Firstly, ensure that IT support is included– as this may not always be the case. It's also important to understand what software your chosen provider will support and what it won't.

Secondly, look for a provider that offers 24x7x365 IT support to ensure you aren’t left stranded outside of business hours. In addition to being unproductive, IT delays can dearly cost your organisation. Consider the billable hourly rate for your staff and any time spent ‘on the bench’ can amount to significant lost revenue for your business.

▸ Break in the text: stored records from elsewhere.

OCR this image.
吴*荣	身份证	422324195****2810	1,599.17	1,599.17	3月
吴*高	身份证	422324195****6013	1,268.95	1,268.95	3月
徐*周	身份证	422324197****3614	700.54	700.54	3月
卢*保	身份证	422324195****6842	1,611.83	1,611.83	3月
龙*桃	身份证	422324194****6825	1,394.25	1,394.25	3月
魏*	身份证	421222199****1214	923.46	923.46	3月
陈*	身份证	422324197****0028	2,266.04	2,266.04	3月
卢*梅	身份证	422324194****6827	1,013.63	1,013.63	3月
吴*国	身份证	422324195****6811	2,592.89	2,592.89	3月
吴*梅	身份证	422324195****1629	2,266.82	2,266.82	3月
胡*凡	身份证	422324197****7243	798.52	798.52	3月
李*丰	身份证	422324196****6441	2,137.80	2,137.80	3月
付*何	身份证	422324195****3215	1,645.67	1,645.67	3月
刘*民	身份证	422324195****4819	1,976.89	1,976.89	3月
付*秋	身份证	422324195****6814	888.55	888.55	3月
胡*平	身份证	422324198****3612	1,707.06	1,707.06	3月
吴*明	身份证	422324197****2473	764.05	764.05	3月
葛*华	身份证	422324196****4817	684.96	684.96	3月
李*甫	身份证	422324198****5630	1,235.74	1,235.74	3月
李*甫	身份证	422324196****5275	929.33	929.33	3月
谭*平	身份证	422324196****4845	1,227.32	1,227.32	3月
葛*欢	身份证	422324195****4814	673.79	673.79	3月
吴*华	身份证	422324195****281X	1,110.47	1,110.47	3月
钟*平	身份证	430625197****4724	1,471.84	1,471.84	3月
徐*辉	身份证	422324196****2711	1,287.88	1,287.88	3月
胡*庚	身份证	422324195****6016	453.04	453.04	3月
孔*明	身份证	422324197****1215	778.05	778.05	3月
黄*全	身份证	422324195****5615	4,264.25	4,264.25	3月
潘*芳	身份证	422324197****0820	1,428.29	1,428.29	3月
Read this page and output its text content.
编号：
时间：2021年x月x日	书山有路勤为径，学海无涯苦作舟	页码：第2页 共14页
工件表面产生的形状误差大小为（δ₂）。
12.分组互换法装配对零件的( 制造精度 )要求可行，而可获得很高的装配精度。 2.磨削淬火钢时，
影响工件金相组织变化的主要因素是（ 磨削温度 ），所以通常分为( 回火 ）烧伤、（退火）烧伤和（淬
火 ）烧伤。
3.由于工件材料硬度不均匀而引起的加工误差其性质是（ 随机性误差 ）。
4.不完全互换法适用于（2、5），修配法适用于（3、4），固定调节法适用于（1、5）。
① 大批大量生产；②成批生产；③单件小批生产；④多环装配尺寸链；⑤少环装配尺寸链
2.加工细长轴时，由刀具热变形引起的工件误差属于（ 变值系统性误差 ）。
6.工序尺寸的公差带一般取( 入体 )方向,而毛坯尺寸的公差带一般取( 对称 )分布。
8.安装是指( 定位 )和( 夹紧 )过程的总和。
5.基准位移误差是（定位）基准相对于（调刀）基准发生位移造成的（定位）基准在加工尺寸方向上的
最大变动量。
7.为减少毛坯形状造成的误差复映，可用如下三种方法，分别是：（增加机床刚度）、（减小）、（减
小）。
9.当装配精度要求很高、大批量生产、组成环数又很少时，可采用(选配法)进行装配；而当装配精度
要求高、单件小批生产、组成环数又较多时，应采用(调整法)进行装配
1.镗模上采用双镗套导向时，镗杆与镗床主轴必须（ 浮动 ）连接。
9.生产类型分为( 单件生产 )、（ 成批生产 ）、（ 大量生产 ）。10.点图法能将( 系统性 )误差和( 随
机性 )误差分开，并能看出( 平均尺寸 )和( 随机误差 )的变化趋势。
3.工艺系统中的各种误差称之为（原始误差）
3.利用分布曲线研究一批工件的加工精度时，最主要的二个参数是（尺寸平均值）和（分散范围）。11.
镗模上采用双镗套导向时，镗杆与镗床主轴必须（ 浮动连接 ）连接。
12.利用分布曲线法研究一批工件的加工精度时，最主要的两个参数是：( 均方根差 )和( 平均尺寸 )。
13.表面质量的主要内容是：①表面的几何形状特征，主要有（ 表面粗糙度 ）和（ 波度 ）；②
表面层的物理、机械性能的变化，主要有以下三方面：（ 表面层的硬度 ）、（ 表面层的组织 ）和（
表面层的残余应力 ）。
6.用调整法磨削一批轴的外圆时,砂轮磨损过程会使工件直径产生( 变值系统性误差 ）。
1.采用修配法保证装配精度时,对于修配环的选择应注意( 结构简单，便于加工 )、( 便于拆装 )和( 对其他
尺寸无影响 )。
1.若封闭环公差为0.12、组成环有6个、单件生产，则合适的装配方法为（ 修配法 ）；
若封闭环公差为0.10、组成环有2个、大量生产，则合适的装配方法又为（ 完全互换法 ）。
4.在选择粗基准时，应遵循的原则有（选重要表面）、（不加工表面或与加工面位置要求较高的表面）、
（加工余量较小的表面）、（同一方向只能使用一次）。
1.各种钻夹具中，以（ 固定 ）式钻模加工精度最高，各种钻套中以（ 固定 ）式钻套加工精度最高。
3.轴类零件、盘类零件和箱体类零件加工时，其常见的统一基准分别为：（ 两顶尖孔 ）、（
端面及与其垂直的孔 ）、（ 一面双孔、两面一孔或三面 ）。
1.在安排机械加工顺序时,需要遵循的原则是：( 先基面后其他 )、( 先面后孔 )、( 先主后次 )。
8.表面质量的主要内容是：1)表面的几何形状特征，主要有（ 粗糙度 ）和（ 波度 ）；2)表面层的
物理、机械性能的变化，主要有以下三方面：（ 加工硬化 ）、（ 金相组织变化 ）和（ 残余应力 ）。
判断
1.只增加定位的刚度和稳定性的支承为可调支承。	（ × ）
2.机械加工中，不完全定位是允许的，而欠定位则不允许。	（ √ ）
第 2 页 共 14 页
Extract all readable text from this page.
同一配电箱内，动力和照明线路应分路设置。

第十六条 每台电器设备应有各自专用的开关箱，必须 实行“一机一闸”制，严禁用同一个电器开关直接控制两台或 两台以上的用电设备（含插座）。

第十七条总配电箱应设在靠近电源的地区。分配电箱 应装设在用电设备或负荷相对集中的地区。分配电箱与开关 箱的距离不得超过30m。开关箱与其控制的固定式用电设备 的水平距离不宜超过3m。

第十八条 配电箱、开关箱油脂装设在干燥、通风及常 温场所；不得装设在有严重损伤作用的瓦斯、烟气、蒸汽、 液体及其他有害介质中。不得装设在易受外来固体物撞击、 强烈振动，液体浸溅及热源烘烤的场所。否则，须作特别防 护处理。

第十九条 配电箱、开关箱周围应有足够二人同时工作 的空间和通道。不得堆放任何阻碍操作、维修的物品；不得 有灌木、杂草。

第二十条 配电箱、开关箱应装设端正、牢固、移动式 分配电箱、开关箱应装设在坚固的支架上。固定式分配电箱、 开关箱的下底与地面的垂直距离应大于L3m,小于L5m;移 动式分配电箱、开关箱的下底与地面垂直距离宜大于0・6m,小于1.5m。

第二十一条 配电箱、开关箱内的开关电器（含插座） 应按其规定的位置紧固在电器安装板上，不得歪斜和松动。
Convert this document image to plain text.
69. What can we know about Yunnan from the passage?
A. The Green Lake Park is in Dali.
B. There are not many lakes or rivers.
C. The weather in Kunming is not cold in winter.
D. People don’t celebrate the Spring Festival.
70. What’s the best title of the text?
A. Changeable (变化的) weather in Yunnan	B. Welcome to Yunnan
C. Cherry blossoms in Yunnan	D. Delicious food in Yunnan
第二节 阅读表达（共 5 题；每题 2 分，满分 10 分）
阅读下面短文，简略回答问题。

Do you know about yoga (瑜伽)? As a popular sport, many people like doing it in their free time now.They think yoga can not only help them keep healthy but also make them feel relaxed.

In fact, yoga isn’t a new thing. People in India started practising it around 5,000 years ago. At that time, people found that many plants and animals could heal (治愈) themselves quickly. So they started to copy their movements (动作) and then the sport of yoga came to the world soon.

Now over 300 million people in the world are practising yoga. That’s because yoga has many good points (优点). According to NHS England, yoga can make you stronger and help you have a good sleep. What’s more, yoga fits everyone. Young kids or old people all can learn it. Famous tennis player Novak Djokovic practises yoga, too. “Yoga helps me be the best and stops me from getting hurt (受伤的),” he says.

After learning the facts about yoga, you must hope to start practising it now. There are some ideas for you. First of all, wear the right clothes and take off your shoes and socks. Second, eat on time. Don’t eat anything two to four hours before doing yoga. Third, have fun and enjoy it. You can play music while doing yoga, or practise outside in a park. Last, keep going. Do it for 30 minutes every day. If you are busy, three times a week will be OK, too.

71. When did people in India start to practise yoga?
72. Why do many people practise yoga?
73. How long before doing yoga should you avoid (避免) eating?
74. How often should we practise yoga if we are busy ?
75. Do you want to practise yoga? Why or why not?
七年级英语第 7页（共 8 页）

Lastly, check where their helpdesk is located. Ensure they offer Australian based support as opposed to a cheaper offshore alternative.

  1. How secure it is?

Security is often an organisation’s biggest barrier to Cloud adoption. Assessing the security of a Cloud hosted solution can be a complex and confusing process unless you know what to ask:

- Who actually owns the service being provided? As above most technology companies re-sell cloud services, so what happens if they do not fulfil their obligations to the firms they purchase the service to re-sell

- How long have the offered the cloud service? In addition to providing some insights into the maturity of their platform, this can help you determine whether the Cloud provider has proven themselves in the marketplace.

- Where are their data centres? (Data centres are where your Cloud based servers will be housed). Ensure their data centres are located in Australia and that these are secure. A good Cloud provider will have robust security measures in place at their data centres, making them by comparison much harder to access than your own on-site hosted servers.

- Who are their clients? Would those clients require a similar or greater level of security to you? Would they be willing to arrange opportunities for you to speak with their existing clients?

  1. How fast is it?

Try before you buy. Request a demonstration of the product to ensure the speed is adequate. Test it on all the devices your staff will be likely to use (for example, PC’s, laptops, iPad/tablet and phone). This is also the best way to ensure you are happy with the speed of the platform.

  1. Unplanned Downtime

Check how much unplanned downtime the provider has had in the past 12 months. Their downtime will become your downtime as an unreliable service will impact your staff’s ability to work, reducing their billable hours. A small amount is to be expected however this should not amount to more than a few hours annually.

  1. Advice and knowledge sharing

If knowledge and understanding of IT developments, updates, new technology, new opportunities etc. is important for your business, look for a provider who is a leader in this space. A good provider will add value by working in partnership with you, ensuring you stay ahead of the curve.